The move was among nine steps announced by China’s Foreign Affairs Ministry, along with ending cooperation on transnational crime and drugs, and halting talks on climate change.
It also raises the stakes for the Biden administration, which under U.S. law can punish countries that refuse to cooperate on deportations by refusing to issue new visas to that country’s citizens.
That decision belongs to Homeland Security Secretary Alejandro Mayorkas.
The Department of Homeland Security didn’t immediately respond to a request for comment Friday, but analysts urged the Biden administration to strike back.
“This is really an opportunity for the Biden administration to show it’s not going to be jerked around by China,” said Jessica Vaughan, policy studies director at the Center for Immigration Studies, which backs stricter immigration enforcement.
Under section 243(d), the part of immigration law that governs the issue, the government could deny all visas, though traditionally administrations have been more targeted. Refusing to issue short-term tourism or business visas to government officials and their families has been the most common use of 243(d).
Ms. Vaughan said that can be highly effective in a country such as China.
“It’s the elite members of these societies who are able to travel to the United States any time they want to, desperately want to come here to shop, to go to Las Vegas, to send their kids to our universities, and maybe even to work. They would very likely be swayed by even a very targeted suspension of visas,” she said. “We don’t want to suspend travel from everyone from China, and we don’t need to. That’s the beauty of this kind of leverage.”

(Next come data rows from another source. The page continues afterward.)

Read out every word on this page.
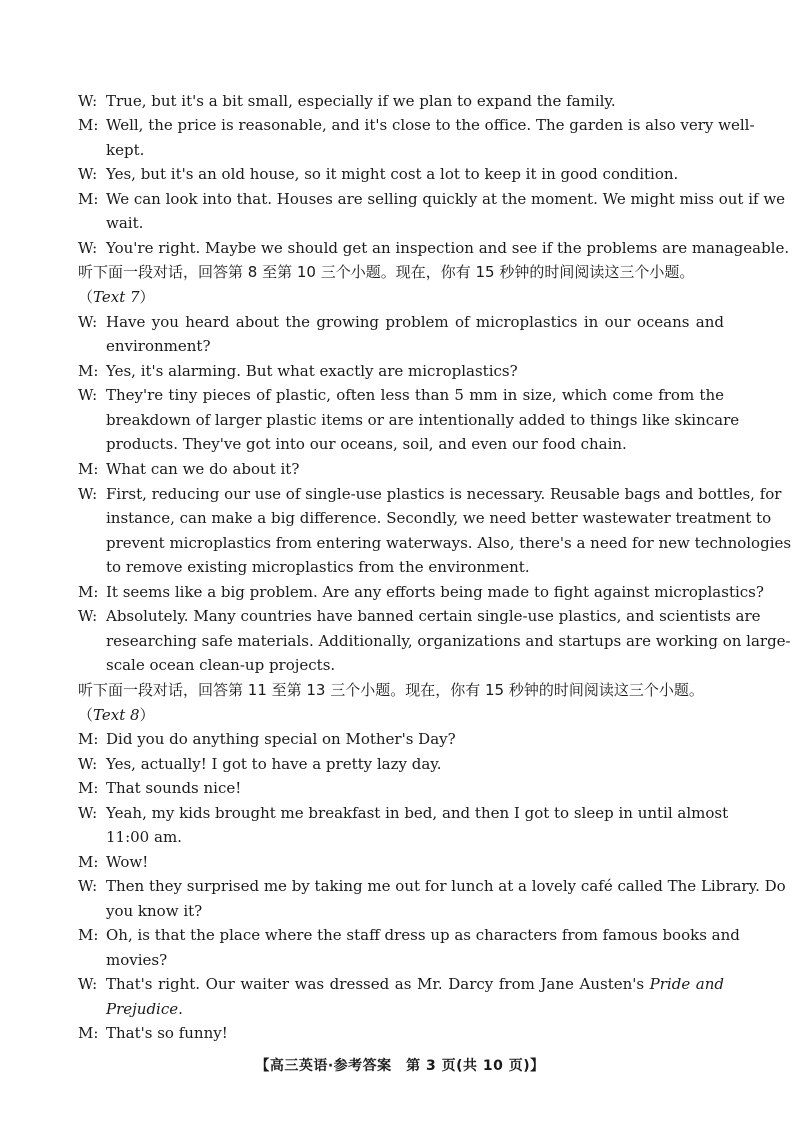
W: True, but it's a bit small, especially if we plan to expand the family.
M: Well, the price is reasonable, and it's close to the office. The garden is also very well-
kept.
W: Yes, but it's an old house, so it might cost a lot to keep it in good condition.
M: We can look into that. Houses are selling quickly at the moment. We might miss out if we
wait.
W: You're right. Maybe we should get an inspection and see if the problems are manageable.
听下面一段对话，回答第 8 至第 10 三个小题。现在，你有 15 秒钟的时间阅读这三个小题。
（Text 7）
W: Have you heard about the growing problem of microplastics in our oceans and
environment?
M: Yes, it's alarming. But what exactly are microplastics?
W: They're tiny pieces of plastic, often less than 5 mm in size, which come from the
breakdown of larger plastic items or are intentionally added to things like skincare
products. They've got into our oceans, soil, and even our food chain.
M: What can we do about it?
W: First, reducing our use of single-use plastics is necessary. Reusable bags and bottles, for
instance, can make a big difference. Secondly, we need better wastewater treatment to
prevent microplastics from entering waterways. Also, there's a need for new technologies
to remove existing microplastics from the environment.
M: It seems like a big problem. Are any efforts being made to fight against microplastics?
W: Absolutely. Many countries have banned certain single-use plastics, and scientists are
researching safe materials. Additionally, organizations and startups are working on large-
scale ocean clean-up projects.
听下面一段对话，回答第 11 至第 13 三个小题。现在，你有 15 秒钟的时间阅读这三个小题。
（Text 8）
M: Did you do anything special on Mother's Day?
W: Yes, actually! I got to have a pretty lazy day.
M: That sounds nice!
W: Yeah, my kids brought me breakfast in bed, and then I got to sleep in until almost
11:00 am.
M: Wow!
W: Then they surprised me by taking me out for lunch at a lovely café called The Library. Do
you know it?
M: Oh, is that the place where the staff dress up as characters from famous books and
movies?
W: That's right. Our waiter was dressed as Mr. Darcy from Jane Austen's Pride and
Prejudice.
M: That's so funny!
【高三英语·参考答案　第 3 页(共 10 页)】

U.S. Immigration and Customs Enforcement, which oversees deportations, has labeled China as uncooperative in the past.
But ICE has declined to release an updated list of uncooperative countries over the last year, despite repeated requests from The Washington Times. ICE would not say Friday if China is still on the uncooperative list, nor would it provide the latest data on deportations.
As of 2020, when China was on the uncooperative list, ICE still managed to deport 337 people to the country. That was down from 637 in 2019 and 726 in 2018.
Ms. Vaughan said given the Biden administration’s approach to immigration, anyone it’s trying to deport to China currently is a national security risk or has a major criminal record.
“We should not sit back and let China force its deportable criminals on American communities,” she said.
Administrations have traditionally been reluctant to use 243(d) visa sanctions, though the Trump team was more aggressive in flexing the tool.
Ms. Vaughan said Congress could rewrite the law to prod administrations to be more active.
That’s also the type of plan that could garner bipartisan support in Congress right now.
Ms. Pelosi’s visit to Taiwan, while opposed by the Biden administration, drew strong bipartisan backing on Capitol Hill, where lawmakers have long sought a tougher stance toward what they see as an increasingly aggressive China.